National Tequila Day is tomorrow, July 24. Technically, the holiday is unofficial and its origin and creator are unknown—but this does not stop connoisseurs and even loathers of the liquor from reveling with the date’s purpose in mind (i.e., drinking tequila).
In some crowds, tequila has an infamous repute. More often than not, it is linked with broad-brimmed sombreros, Cinco de Mayo, and that forgettable spring break trip in college. However—it is also connected to Mexican fare, marinating flank steak and unbeknownst to most—health benefits.
Here are five facts you did not know about tequila, and five reasons to commemorate National Tequila Day in New York tomorrow.
- Tequila originated in a small city in Mexico named Tequila (i.e., not a joke). Today, the majority of the liquor is still made nearby the city, which is only 40 miles northwest of Guadalajara in Los Altos.
- Tequila is made from the blue agave plant.

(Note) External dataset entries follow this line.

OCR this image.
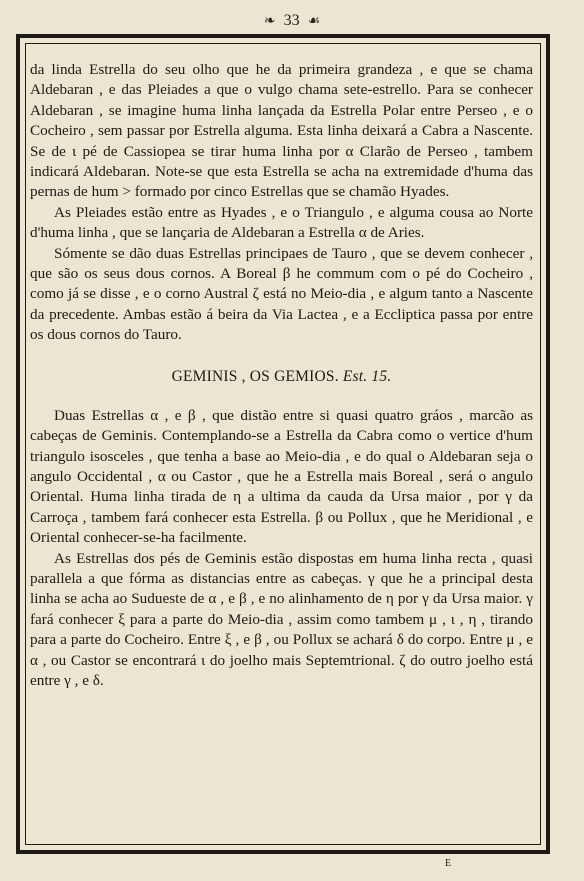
❧ 33 ☙

da linda Estrella do seu olho que he da primeira grandeza , e que se chama Aldebaran , e das Pleiades a que o vulgo chama sete-estrello. Para se conhecer Aldebaran , se imagine huma linha lançada da Estrella Polar entre Perseo , e o Cocheiro , sem passar por Estrella alguma. Esta linha deixará a Cabra a Nascente. Se de ι pé de Cassiopea se tirar huma linha por α Clarão de Perseo , tambem indicará Aldebaran. Note-se que esta Estrella se acha na extremidade d'huma das pernas de hum > formado por cinco Estrellas que se chamão Hyades.

As Pleiades estão entre as Hyades , e o Triangulo , e alguma cousa ao Norte d'huma linha , que se lançaria de Aldebaran a Estrella α de Aries.

Sómente se dão duas Estrellas principaes de Tauro , que se devem conhecer , que são os seus dous cornos. A Boreal β he commum com o pé do Cocheiro , como já se disse , e o corno Austral ζ está no Meio-dia , e algum tanto a Nascente da precedente. Ambas estão á beira da Via Lactea , e a Eccliptica passa por entre os dous cornos do Tauro.

GEMINIS , OS GEMIOS. Est. 15.

Duas Estrellas α , e β , que distão entre si quasi quatro gráos , marcão as cabeças de Geminis. Contemplando-se a Estrella da Cabra como o vertice d'hum triangulo isosceles , que tenha a base ao Meio-dia , e do qual o Aldebaran seja o angulo Occidental , α ou Castor , que he a Estrella mais Boreal , será o angulo Oriental. Huma linha tirada de η a ultima da cauda da Ursa maior , por γ da Carroça , tambem fará conhecer esta Estrella. β ou Pollux , que he Meridional , e Oriental conhecer-se-ha facilmente.

As Estrellas dos pés de Geminis estão dispostas em huma linha recta , quasi parallela a que fórma as distancias entre as cabeças. γ que he a principal desta linha se acha ao Sudueste de α , e β , e no alinhamento de η por γ da Ursa maior. γ fará conhecer ξ para a parte do Meio-dia , assim como tambem μ , ι , η , tirando para a parte do Cocheiro. Entre ξ , e β , ou Pollux se achará δ do corpo. Entre μ , e α , ou Castor se encontrará ι do joelho mais Septemtrional. ζ do outro joelho está entre γ , e δ.

E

- Tequila can benefit diabetics. A study conducted that was reported on at the 247th National Meeting of the American Chemical Society (ACS) found that agavins (i.e., natural sugar in the agave plant) reduce glucose levels, which is directly linked to increasing insulin levels that can benefit people with type 2 diabtes.
- Tequila can promote weight loss. According to research presented at the same ACS meeting, mice that consumed agavins ate less and produced a hormone that keeps the stomach full.
- Tequila lowers cholesterol. In a third study presented at the ACS meeting in 2012, agavins were proven to lower triglycerides (i.e., an ester formed from three fatty acid groups and glycerol) in blood, consequently lowering cholesterol.